Dutzende Millionen indische Arbeiter zum Generalstreik bereit

Von Sathish Simon und Kranti Kumara
1. September 2016


Dutzende Millionen Arbeiter werden am 2. September in Indien an einem eintägigen landesweiten Generalstreik teilnehmen. Das Vereinigte Gewerkschaftskomitee (JTUC) hat dazu aufgerufen, um gegen die arbeiterfeindliche Politik der Modi-Regierung zu protestieren.

Der Streik, so heißt es im Aufruf, richtet sich "gegen die arbeiter- und volksfeindliche Politik" der Bharatiya Janata Party (BJP), die in Indien die rechte hinduistische Regierung stellt. Die wachsende Wut und Militanz der Arbeiterklasse wird sich in einer breiten Unterstützung niederschlagen.

Das JTUC besteht jedoch aus zehn prokapitalistischen Gewerkschaftsverbänden. Sie sind alle an politische Parteien gebunden, die seit 25 Jahren das Programm der indischen Bourgeoisie durchsetzen. So ist zum Beispiel der Nationale Gewerkschaftskongress (INTUC) mit der Kongresspartei verbündet. Seit einem Vierteljahrhundert setzen diese Parteien Privatisierungen durch, deregulieren die Wirtschaft, kürzen die Sozialausgaben und gewähren den Investoren Steuererleichterungen und andere Zugeständnisse.

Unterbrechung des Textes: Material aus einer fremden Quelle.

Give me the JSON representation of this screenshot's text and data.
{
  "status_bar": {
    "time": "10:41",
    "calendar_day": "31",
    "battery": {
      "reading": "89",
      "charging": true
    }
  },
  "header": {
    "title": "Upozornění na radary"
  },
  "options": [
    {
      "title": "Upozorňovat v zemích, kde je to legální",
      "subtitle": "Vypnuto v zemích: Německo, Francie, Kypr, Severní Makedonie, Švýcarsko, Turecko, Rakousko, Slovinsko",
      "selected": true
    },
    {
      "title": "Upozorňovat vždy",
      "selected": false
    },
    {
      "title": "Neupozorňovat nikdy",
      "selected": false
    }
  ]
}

Das gilt auch für die Gewerkschaftsverbände, die unmittelbar die politische Führung des Streiks innehaben: das Indische Gewerkschaftszentrum (CITU), der Gewerkschaftsflügel der Communist Party of India (Marxist), genannt CPM, und der Gesamtindische Gewerkschaftskongress (AITUC), der mit der Communist Party of India (CPI) verbündet ist. Beide stalinistischen Parlamentsparteien unterstützen seit 1991 wechselnde kapitalistische Regierungen, die eine neoliberale Politik verfolgen und versuchen, Indien zu einer Billiglohn-Oase für das internationale Kapital zu machen. Meistens stand die Kongresspartei an der Spitze der Regierung. In den Bundestaaten, in denen die Stalinisten selbst die Regierung bildeten, haben sie offen erklärt, sie verfolgten eine "Pro-Investoren"-Politik.

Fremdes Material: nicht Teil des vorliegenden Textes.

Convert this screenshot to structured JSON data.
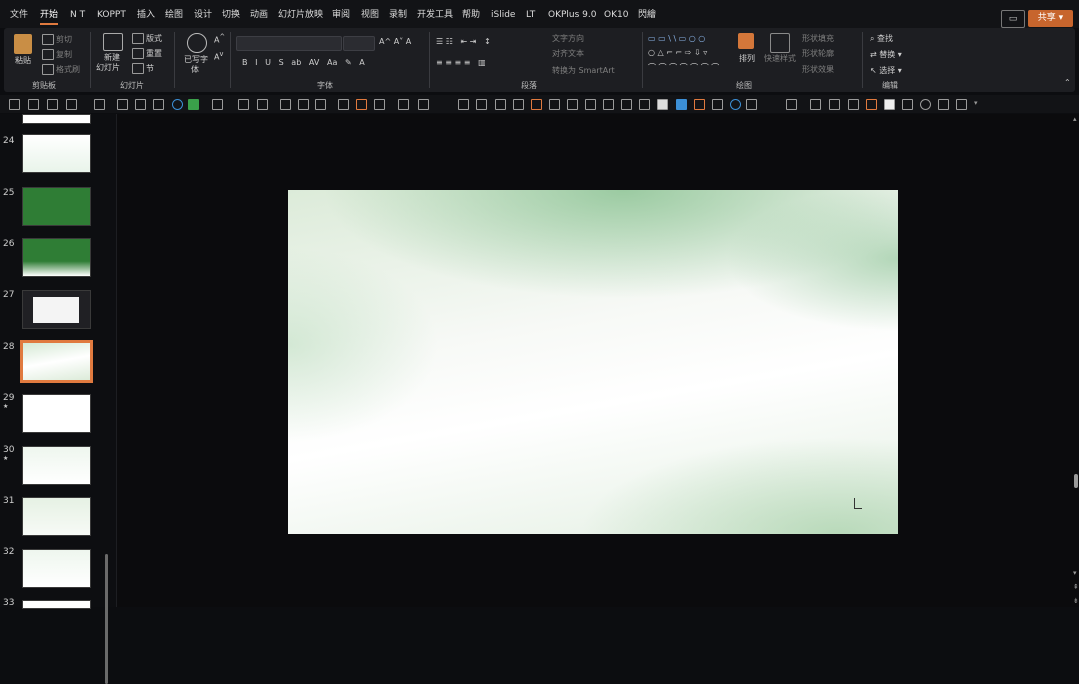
{
  "menu": {
    "items": [
      "文件",
      "开始",
      "N T",
      "KOPPT",
      "插入",
      "绘图",
      "设计",
      "切换",
      "动画",
      "幻灯片放映",
      "审阅",
      "视图",
      "录制",
      "开发工具",
      "帮助",
      "iSlide",
      "LT",
      "OKPlus 9.0",
      "OK10",
      "閃繪"
    ],
    "active": "开始",
    "comment_icon": "comment-icon",
    "share_label": "共享"
  },
  "ribbon": {
    "groups": [
      "剪贴板",
      "幻灯片",
      "",
      "字体",
      "段落",
      "绘图",
      "编辑"
    ],
    "clipboard": {
      "paste": "粘贴",
      "cut": "剪切",
      "copy": "复制",
      "format_painter": "格式刷"
    },
    "slides": {
      "new_slide": "新建",
      "new_slide_2": "幻灯片",
      "layout": "版式",
      "reset": "重置",
      "section": "节"
    },
    "font_extra": {
      "label": "已写字",
      "sub": "体"
    },
    "paragraph": {
      "text_direction": "文字方向",
      "align_text": "对齐文本",
      "smartart": "转换为 SmartArt"
    },
    "drawing": {
      "arrange": "排列",
      "quick_styles": "快速样式",
      "shape_fill": "形状填充",
      "shape_outline": "形状轮廓",
      "shape_effects": "形状效果"
    },
    "editing": {
      "find": "查找",
      "replace": "替换",
      "select": "选择"
    }
  },
  "slides_panel": {
    "numbers": [
      "24",
      "25",
      "26",
      "27",
      "28",
      "29",
      "30",
      "31",
      "32",
      "33"
    ],
    "selected": "28",
    "markers": {
      "29": "★",
      "30": "★"
    }
  },
  "colors": {
    "accent": "#e07a3f",
    "share": "#c7652d",
    "slide_green": "#8ec496"
  }
}
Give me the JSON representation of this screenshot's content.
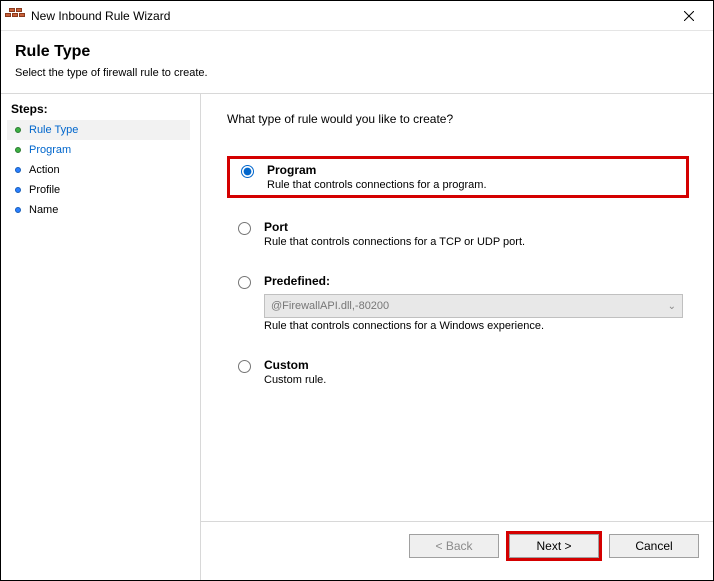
{
  "window": {
    "title": "New Inbound Rule Wizard"
  },
  "header": {
    "title": "Rule Type",
    "subtitle": "Select the type of firewall rule to create."
  },
  "sidebar": {
    "label": "Steps:",
    "items": [
      {
        "label": "Rule Type"
      },
      {
        "label": "Program"
      },
      {
        "label": "Action"
      },
      {
        "label": "Profile"
      },
      {
        "label": "Name"
      }
    ]
  },
  "main": {
    "question": "What type of rule would you like to create?",
    "options": {
      "program": {
        "title": "Program",
        "desc": "Rule that controls connections for a program."
      },
      "port": {
        "title": "Port",
        "desc": "Rule that controls connections for a TCP or UDP port."
      },
      "predefined": {
        "title": "Predefined:",
        "select_value": "@FirewallAPI.dll,-80200",
        "desc": "Rule that controls connections for a Windows experience."
      },
      "custom": {
        "title": "Custom",
        "desc": "Custom rule."
      }
    }
  },
  "footer": {
    "back": "< Back",
    "next": "Next >",
    "cancel": "Cancel"
  }
}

Das JTUC hat einen Zwölfpunkte-Forderungskatalog vorgelegt, den die Regierung - wenig überraschend - pauschal zurückweist. Zu den Forderungen gehören: "Sofortmaßnahmen, um den Preisanstieg für Reis einzudämmen", "Abbau der Arbeitslosigkeit durch die Schaffung von Arbeitsplätzen", "konsequente Durchsetzung sämtlicher Arbeitsgesetze", "allgemeine Sozialversicherungssysteme", "Ende des Investitionsstopps im öffentlichen Sektor des Zentralstaats und der Bundestaaten" und einen "Mindestlohn von 18 000 Rupien [etwa 240 Euro] im Monat".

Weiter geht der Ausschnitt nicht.